Тут ребята заговорили все разом. Много пришлось выслушать Николаю Филипповичу. Он узнал и о розыгрыше первенства, и о чести двора, и о Славиных футбольных способностях. Постоял Николай Филиппович, подумал и… махнул рукой.
Ребята правильно оценили этот жест и с радостным гиком рассыпались по площадке.
Николай Филиппович еще некоторое время наблюдал за тем, как Сережка обучает его сына. Слава раскраснелся и пинал старательно. Глубоко вздохнув, Николай Филиппович тихо побрел домой. Он шел и думал о том, что ему, инженеру Горюнову, сорок лет, что на заводе он, кажется, неплохо руководит людьми, а своего собственного единственного сына знает плохо.
Придя домой, Николай Филиппович еще долго стоял у открытого окна, прислушиваясь к ребячьим крикам, доносившимся с заднего двора.
— Так и должно быть, Олимпиада Владимировна, вслух сказал он и добавил: — Когда-нибудь он и солдатом будет…
А на заднем дворе десять мальчиков учили одиннадцатого играть в футбол. Все десять были проникнуты одним стремлением и поэтому страшно мешали друг другу. Слава вынужден был выслушивать десятки наставлений, окриков, советов, угроз, поправок и просто выкриков. Голова у него шла кругом, он старался изо всех сил. Пот катился градом. В конце концов, он остановился, переводя дух, и сказал:
— Погодите, ребята. Я немного отдохну.
— Давай, давай, нечего там! — крикнул Федька Крутиков.
— Отвяжись! — цыкнул на него Миша Трубин.
А Сережа молча дал Федьке подзатыльника и посоветовал Славе:
— Ты немножко походи, а потом посиди вон там, на скамейке. С непривычки, брат, трудно, но ничего, у тебя здорово получается. Хорошим игроком будешь.
— Я… я буду… А догнать я могу любого. Я Федьку обязательно обгоню. — Глаза у Славы заблестели, он сразу оживился и приободрился.
— Факт, обгонишь. А сейчас давай гуляй. Да и кончать пора, пожалуй. Вон, скоро темно уж будет…

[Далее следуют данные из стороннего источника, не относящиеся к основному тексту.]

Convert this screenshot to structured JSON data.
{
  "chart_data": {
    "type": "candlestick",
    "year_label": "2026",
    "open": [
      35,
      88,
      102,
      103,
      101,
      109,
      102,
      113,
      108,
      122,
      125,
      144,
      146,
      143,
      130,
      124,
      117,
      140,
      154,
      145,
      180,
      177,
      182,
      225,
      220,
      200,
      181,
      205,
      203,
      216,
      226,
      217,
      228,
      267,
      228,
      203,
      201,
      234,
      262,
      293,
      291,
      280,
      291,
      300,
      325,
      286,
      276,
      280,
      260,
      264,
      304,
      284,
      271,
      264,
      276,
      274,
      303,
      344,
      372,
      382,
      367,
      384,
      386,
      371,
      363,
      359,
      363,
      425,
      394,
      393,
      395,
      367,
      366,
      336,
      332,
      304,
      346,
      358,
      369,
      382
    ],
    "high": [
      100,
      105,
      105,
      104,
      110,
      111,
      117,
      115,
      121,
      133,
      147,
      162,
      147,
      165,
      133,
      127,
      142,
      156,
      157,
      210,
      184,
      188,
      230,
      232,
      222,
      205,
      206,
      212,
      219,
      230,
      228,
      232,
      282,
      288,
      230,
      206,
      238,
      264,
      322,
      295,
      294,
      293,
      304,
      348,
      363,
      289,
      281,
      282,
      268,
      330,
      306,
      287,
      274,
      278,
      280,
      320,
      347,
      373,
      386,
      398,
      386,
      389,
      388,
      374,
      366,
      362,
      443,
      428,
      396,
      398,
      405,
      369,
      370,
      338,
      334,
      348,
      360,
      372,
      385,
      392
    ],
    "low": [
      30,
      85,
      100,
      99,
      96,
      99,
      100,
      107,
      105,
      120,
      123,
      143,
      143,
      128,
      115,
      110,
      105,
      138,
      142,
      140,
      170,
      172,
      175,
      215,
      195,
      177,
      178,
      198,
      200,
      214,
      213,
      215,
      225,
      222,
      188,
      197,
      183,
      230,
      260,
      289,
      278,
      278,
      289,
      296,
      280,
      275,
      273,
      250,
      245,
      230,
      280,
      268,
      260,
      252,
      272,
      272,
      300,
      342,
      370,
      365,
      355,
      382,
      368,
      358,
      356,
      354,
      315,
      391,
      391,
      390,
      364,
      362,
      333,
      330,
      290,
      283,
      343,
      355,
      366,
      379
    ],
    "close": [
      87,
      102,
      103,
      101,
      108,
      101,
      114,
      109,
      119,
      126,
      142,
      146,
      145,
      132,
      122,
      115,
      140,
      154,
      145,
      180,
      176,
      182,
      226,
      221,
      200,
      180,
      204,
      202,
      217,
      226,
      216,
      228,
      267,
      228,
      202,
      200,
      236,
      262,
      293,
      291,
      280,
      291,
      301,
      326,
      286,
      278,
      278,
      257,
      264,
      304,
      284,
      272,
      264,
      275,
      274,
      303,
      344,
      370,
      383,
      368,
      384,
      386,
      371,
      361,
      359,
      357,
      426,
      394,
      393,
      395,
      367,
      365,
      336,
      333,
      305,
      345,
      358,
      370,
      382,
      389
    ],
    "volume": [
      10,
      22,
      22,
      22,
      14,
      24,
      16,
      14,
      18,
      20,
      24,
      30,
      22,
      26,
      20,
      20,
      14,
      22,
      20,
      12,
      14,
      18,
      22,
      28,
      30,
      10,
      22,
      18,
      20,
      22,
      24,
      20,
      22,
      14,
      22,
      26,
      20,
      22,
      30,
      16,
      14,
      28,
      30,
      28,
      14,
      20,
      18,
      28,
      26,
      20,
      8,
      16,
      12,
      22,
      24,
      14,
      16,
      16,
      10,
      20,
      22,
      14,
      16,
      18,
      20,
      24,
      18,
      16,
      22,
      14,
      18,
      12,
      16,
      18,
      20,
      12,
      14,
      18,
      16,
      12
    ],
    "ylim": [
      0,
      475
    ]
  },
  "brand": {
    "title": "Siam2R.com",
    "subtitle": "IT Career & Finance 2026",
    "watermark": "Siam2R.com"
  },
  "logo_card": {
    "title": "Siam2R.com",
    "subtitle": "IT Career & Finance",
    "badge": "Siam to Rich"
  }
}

Домой Сережка шел, насвистывая марш. Он видел, что, как только явился на площадку Слава, дело пошло на лад. И уважать его, Сережку, ребята стали больше. Капитан слов на ветер не бросает.
5
Утром, открыв глаза, Слава даже испугался: все тело ныло, ноги одеревенели, малейшее движение причиняло боль. Ему хотелось жалобным голосом позвать маму. Но тут Слава вспомнил, что сегодня, когда прозвучит сигнал, ему нужно явиться на зарядку, которую решено было проводить всем вместе.
С величайшими предосторожностями Слава одну за другой спустил ноги на пол, а когда встал и начал разгибаться, не выдержал и тихонько застонал. Как раз в этот момент в комнате появилась Олимпиада Владимировна.
— Ну конечно! Что я говорила? Ребенок еле жив, на нем лица нет! Славик, ты же совсем больной, ложись скорей в кровать, я тебе сейчас градусник поставлю.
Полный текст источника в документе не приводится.